Multi-tasking is something we take for granted on our computer systems, as it's the concept that allows us to run a number of applications at the same time, with no apparent loss of performance. The generally accepted "proper" way to do this in a desktop or server operating system is called "pre-emptive multi-tasking". This term is, sadly, bandied about in conversation by many a bluffer ("Version n+1 is much better than version n because it has pre-emptive multi-tasking") without the speaker actually comprehending what it means.
Any task, or "process", running on a computer system requires certain resources in order to be able to run. The simplest processes have merely a requirement for some time in the CPU and a bit of system memory, while more complex processes may need extra resources (a serial port, perhaps, or a certain file on a hard disk, or a tape drive).
The basic concept of multi-tasking, often called "multi-programming", is that of allowing the operating system to split the time that each system resource is available into small chunks, and allowing each of the running processes, in turn, to have access to its desired resources. The main problem with this technique is that different processes have different requirements. So, for example, a CPU-heavy process won't be able to do as much work in a given time as a process that doesn't do much work, but each will be given the same amount of time in the CPU's schedule. The actual algorithms used to decide which process to give resource to next are therefore more complex than a simple round-robin. The decision is additionally based on concepts such as the complexity of the process's code and the priority it has been given relative to its peers.
The real meat of a multi-tasking system, then, is in the cleverness of the algorithm that decides what processes get what resources, at what time. As computers have become more powerful, so it has become possible to implement increasingly powerful and complex resource allocation algorithms without compromising the speed of the computer itself. Early desktop computer systems had very basic scheduling algorithms. This was because the processors weren't particularly powerful. The operating system designer's goal was to provide usable multi-tasking but not such that the machine spent more time figuring out whose turn it was next, rather than letting the various application processes run. As processors have grown in power, so this constraint has been lifted and the scheduling algorithms have become more clever.

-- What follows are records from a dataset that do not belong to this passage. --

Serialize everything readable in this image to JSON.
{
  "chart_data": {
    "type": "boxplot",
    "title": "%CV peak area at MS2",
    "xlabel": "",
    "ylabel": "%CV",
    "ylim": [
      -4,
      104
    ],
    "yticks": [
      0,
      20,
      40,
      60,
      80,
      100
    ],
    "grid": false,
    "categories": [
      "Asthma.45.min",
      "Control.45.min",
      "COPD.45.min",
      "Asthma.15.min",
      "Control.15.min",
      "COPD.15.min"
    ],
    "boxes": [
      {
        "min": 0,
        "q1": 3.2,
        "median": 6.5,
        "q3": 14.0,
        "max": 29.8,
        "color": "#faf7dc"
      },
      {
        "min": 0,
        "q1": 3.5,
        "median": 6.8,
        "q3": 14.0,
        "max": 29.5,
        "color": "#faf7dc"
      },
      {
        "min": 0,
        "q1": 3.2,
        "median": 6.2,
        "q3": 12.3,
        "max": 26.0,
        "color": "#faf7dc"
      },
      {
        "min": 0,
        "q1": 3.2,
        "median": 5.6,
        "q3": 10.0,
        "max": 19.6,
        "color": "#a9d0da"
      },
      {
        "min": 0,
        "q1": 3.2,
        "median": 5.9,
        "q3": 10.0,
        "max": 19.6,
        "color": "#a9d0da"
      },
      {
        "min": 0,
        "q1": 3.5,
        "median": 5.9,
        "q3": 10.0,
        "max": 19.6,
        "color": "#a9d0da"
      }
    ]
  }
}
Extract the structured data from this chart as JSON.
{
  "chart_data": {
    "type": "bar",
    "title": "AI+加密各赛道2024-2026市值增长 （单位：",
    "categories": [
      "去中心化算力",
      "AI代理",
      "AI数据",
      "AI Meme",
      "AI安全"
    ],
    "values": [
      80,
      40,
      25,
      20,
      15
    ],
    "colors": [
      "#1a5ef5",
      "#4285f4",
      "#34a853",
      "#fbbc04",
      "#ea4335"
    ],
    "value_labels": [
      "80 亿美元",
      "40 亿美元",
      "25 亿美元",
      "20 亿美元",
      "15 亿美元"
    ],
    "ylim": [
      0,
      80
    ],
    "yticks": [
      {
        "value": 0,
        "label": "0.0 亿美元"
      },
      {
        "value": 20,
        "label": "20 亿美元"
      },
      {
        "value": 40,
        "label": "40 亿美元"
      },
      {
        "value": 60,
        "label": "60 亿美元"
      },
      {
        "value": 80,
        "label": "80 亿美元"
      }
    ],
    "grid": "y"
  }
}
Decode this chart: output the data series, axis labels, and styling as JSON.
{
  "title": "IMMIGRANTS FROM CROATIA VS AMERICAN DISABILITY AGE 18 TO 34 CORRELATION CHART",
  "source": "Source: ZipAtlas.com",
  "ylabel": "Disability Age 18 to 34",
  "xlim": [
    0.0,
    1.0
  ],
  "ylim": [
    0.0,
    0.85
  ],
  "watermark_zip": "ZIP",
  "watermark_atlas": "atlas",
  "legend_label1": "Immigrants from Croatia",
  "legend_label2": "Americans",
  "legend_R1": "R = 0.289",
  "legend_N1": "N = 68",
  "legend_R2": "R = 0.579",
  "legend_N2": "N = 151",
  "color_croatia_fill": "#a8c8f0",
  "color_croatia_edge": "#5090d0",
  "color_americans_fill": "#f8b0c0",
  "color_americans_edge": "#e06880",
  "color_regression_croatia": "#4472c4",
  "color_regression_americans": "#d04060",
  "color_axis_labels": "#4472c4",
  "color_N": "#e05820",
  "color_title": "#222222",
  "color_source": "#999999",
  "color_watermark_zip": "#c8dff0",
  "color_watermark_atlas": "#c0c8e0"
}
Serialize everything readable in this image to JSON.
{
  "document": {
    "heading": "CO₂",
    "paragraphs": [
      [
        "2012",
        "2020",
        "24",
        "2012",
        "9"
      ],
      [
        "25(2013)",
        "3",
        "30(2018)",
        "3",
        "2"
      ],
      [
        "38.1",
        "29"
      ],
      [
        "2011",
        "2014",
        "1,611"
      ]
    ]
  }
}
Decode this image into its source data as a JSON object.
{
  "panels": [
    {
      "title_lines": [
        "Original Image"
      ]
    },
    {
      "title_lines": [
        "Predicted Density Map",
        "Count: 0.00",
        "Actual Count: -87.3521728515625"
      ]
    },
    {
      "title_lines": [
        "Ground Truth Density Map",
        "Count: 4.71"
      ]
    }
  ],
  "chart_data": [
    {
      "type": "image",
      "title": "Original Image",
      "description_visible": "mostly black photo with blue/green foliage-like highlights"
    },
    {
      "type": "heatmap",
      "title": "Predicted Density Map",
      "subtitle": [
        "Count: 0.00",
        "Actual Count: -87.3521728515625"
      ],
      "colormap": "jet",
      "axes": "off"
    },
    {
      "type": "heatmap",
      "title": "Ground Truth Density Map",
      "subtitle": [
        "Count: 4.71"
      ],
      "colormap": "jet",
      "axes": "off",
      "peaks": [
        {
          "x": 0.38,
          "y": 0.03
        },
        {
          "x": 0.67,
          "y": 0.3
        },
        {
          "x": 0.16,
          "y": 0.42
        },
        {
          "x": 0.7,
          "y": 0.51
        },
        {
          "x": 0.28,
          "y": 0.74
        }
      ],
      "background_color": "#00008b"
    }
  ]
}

The main problem that multi-tasking introduces in a system is "deadlock". Deadlock occurs when two or more processes are unable to continue running because each holds some resources that the other needs. Imagine you have processes A and B and resources X and Y. Each process requires both X and Y in order to run, but process A is holding onto resource X, and B is holding onto Y. Clearly, neither process can continue until it can grab the missing resources and so the system is said to be in deadlock. Fortunately, there are a number of ways of avoiding this.
Option one is to force each process to request all of the resources it's likely to need in order to run, before it actually begins processing. If all resources are not available, it has to wait and try again later. This works but is inefficient (a process may be allocated a resource but not use it for many seconds or minutes, during which time the resource is unavailable).
Alternatively, we could define an ordering for resources such that processes are required to ask for resources in the order stipulated. In our example above, we could say that resources must be requested in alphabetical order. So processes A and B would both have to ask for resource X before asking for Y; we could never reach the situation where process B is holding resource Y, because it would have had to be granted access to resource X first (which it couldn't have because A already has it).
The problems suffered by NASA's Mars Pathfinder vehicle in 1996 were a classic example of how deadlock can occur in a multi-processing system. In short, a high priority process couldn't run because a low priority process was hanging onto a resource that was needed by its more important peer. Although this is a pretty noddy failure, at least the system builders rescued the situation by building sufficient resilience into their code such that although it didn't avoid deadlock, it was at least capable of seeing something was wrong and resetting the system without loss of data. The fix was, fortunately, an easy one; though one would have hoped that in applications such as this, where sending a field engineer out is tricky, such apparently trivial things would have been tested on the ground first.
Option three is to allow processes to grab resources in any order, but to stipulate that if a process already has certain resources and then makes a request for a new resource that can't be satisfied, it has to release (or "pre-empt") all the resources it's holding. The next time it gets a chance to run, it has to re-request all the stuff it used to hold along with the new resources it was asking for.
Pre-emption, then, is merely a way of ensuring that the system doesn't grind to a halt due to deadlock. It just so happens that, in the average case, this is a more efficient way to work than the other two deadlock avoidance schemes mentioned above – hence its apparent attraction for multi-tasking systems. The fact that pre-emption isn't actually the big deal that people who don't understand it make out, goes a long way to answering questions like: "How has Apple managed to get away with not implementing pre-emption until MacOS X?" The simple answer being that, particularly with modern processors, pre-emption will usually be the best way but there are other mechanisms for deadlock avoidance that are only slightly slower in the average case.